Note that we assume that there is no overlap between $Z_j, \text{ for } j \in \tilde{\mathcal{J}_0}$ and $J_1$, which makes our uncontaminated estimate conservative.}

% # how many false negatives?
% if not np.sum(peaks['active'])==len(peaks):
%     nonactid = np.where(peaks['active']==0)[0]

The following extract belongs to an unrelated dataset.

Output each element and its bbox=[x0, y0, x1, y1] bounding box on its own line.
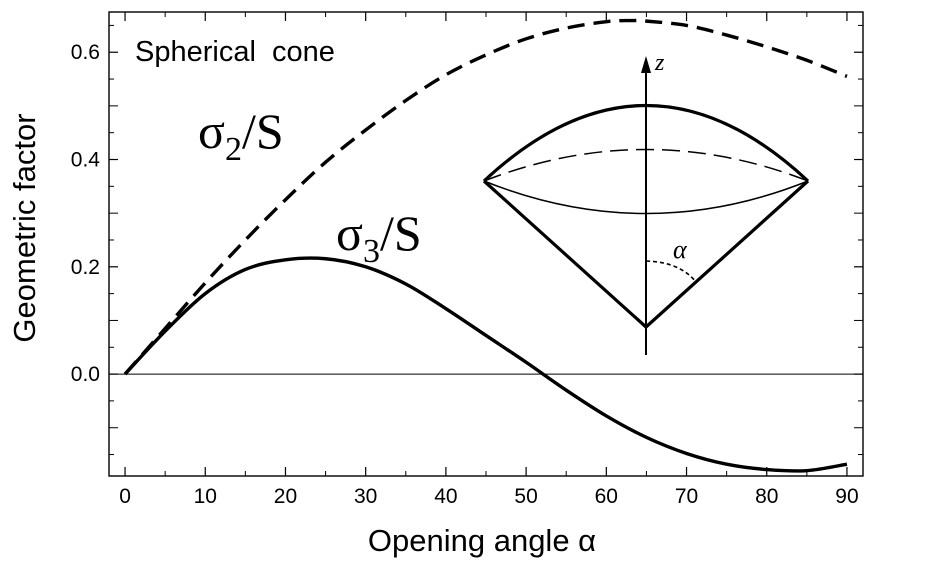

%     pi1 = effectsize.Pi1()
%     pi1.pvalues = peaks['pvals'][nonactid]
%     pi1.estimate(starts=10)
%     NoFalseNegatives = pi1.pi1*len(nonactid)


%From the set up, one would assume you would set pi_0^A = 0.05 = alpha_FDR... are you instead saying you run P&M again?  Can you justify that further and explain why you didn't just assume 5%?